Fallait-il des exonérations de charges plus larges, madame Berthet ? Il y a deux éléments : les reports de charges, correspondant à un décalage de trésorerie, et des exonérations de charges, dans certains secteurs où la perte d'activité a été forte. Le Medef ne peut indéfiniment demander des baisses de charges, sachant que celles-ci financent la protection sociale. L'endettement et le déficit de tous les régimes sociaux se sont fortement accrus pendant la crise ; nous atteignons des niveaux inquiétants, avec, début 2021, une dette cumulée dépassant les 200 milliards d'euros.

Nous souhaitons des exonérations ciblées sur les secteurs ou les entreprises en difficulté. Le pire pour nous, ce serait un excès de générosité dans les exonérations de charges se traduisant, in fine, par une augmentation des cotisations. Si l'on détériorerait le coût du travail, c'est-à-dire la compétitivité des entreprises, ce serait dommageable pour tout le monde.

Faut-il une année blanche pour l'hôtellerie ou la restauration ? Je ne sais pas, mais ce secteur, plus affecté que d'autres, mérite des exonérations massives et spécifiques.

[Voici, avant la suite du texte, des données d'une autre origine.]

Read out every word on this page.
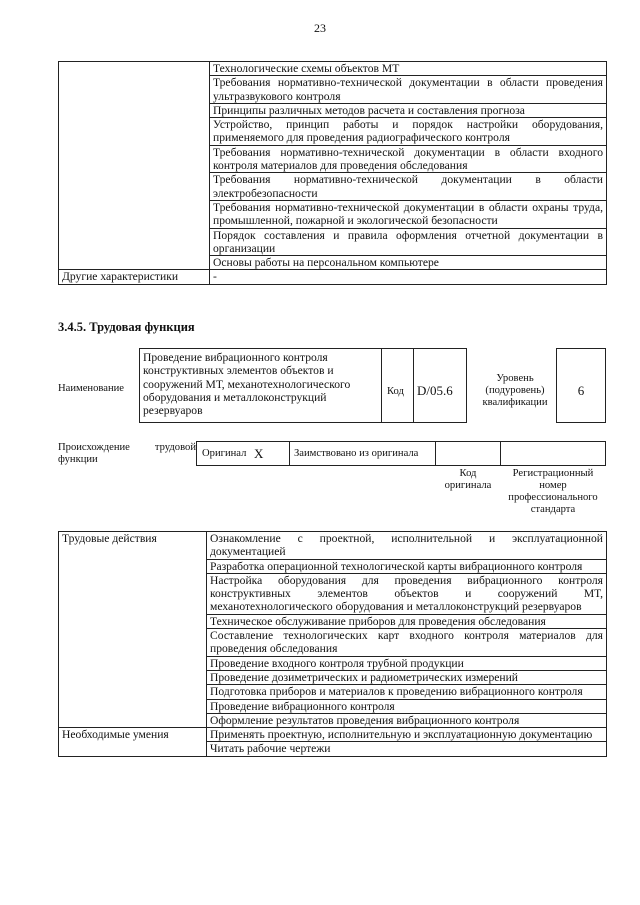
23
	Технологические схемы объектов МТ
	Требования нормативно-технической документации в области проведения ультразвукового контроля
	Принципы различных методов расчета и составления прогноза
	Устройство, принцип работы и порядок настройки оборудования, применяемого для проведения радиографического контроля
	Требования нормативно-технической документации в области входного контроля материалов для проведения обследования
	Требования нормативно-технической документации в области электробезопасности
	Требования нормативно-технической документации в области охраны труда, промышленной, пожарной и экологической безопасности
	Порядок составления и правила оформления отчетной документации в организации
	Основы работы на персональном компьютере
Другие характеристики	-
3.4.5. Трудовая функция
Наименование
Проведение вибрационного контроля конструктивных элементов объектов и сооружений МТ, механотехнологического оборудования и металлоконструкций резервуаров
Код D/05.6
Уровень (подуровень) квалификации
6
Происхождение трудовой функции
Оригинал X	Заимствовано из оригинала
Код оригинала
Регистрационный номер профессионального стандарта
Трудовые действия	Ознакомление с проектной, исполнительной и эксплуатационной документацией
	Разработка операционной технологической карты вибрационного контроля
	Настройка оборудования для проведения вибрационного контроля конструктивных элементов объектов и сооружений МТ, механотехнологического оборудования и металлоконструкций резервуаров
	Техническое обслуживание приборов для проведения обследования
	Составление технологических карт входного контроля материалов для проведения обследования
	Проведение входного контроля трубной продукции
	Проведение дозиметрических и радиометрических измерений
	Подготовка приборов и материалов к проведению вибрационного контроля
	Проведение вибрационного контроля
	Оформление результатов проведения вибрационного контроля
Необходимые умения	Применять проектную, исполнительную и эксплуатационную документацию
	Читать рабочие чертежи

Le télétravail est un vaste sujet. Vous l'avez dit, le rapport au travail s'est modifié, et pas forcément dans le sens que l'on croit. Le télétravail a permis de découvrir des capacités nouvelles, à la fois du côté des entreprises et des salariés. Des deux côtés également, il y a eu la découverte de contraintes spécifiques : la dissolution du lien social dans le collectif de l'entreprise ; les difficultés de communication ; des conditions de travail pas forcément idéales. Dans les grands groupes, on a aussi pu observer des décrochages de certains salariés qui, sortant du champ de vision de leurs collègues, ont vu l'utilité de leur métier remise en cause.

Et puis, les organisations syndicales ont également découvert les dangers d'un télétravail trop généralisé, à la fois pour leurs propres activités syndicales et en raison de la délocalisation du travail ; si l'on démontre que l'on peut travailler à distance, depuis chez soi, à Bécon-les-Bruyères ou Aubervilliers, il est à craindre qu'on le puisse aussi depuis Bangalore ou Rabat. Il faut être très prudent. Dans certains secteurs, cette capacité que nous avons collectivement découverte de travailler à distance pourrait se traduire, dans les années à venir, par des délocalisations hors de France.

L'autre élément important, c'est le bel accord, en cours de signature, négocié avec les organisations syndicales. Sur le plan de la méthode, il montre la vigueur du paritarisme et du dialogue social dans notre pays ; il s'agit du premier accord national interprofessionnel de cette ampleur après les ordonnances de 2017. Au niveau du contenu, cet accord est non prescriptif, non normatif, dans l'esprit des ordonnances de 2017, mais il offre un cadre de référence extrêmement utile, à partir duquel les branches ou les entreprises peuvent négocier des accords de télétravail concrets ou des chartes, si les entreprises choisissent cette voie.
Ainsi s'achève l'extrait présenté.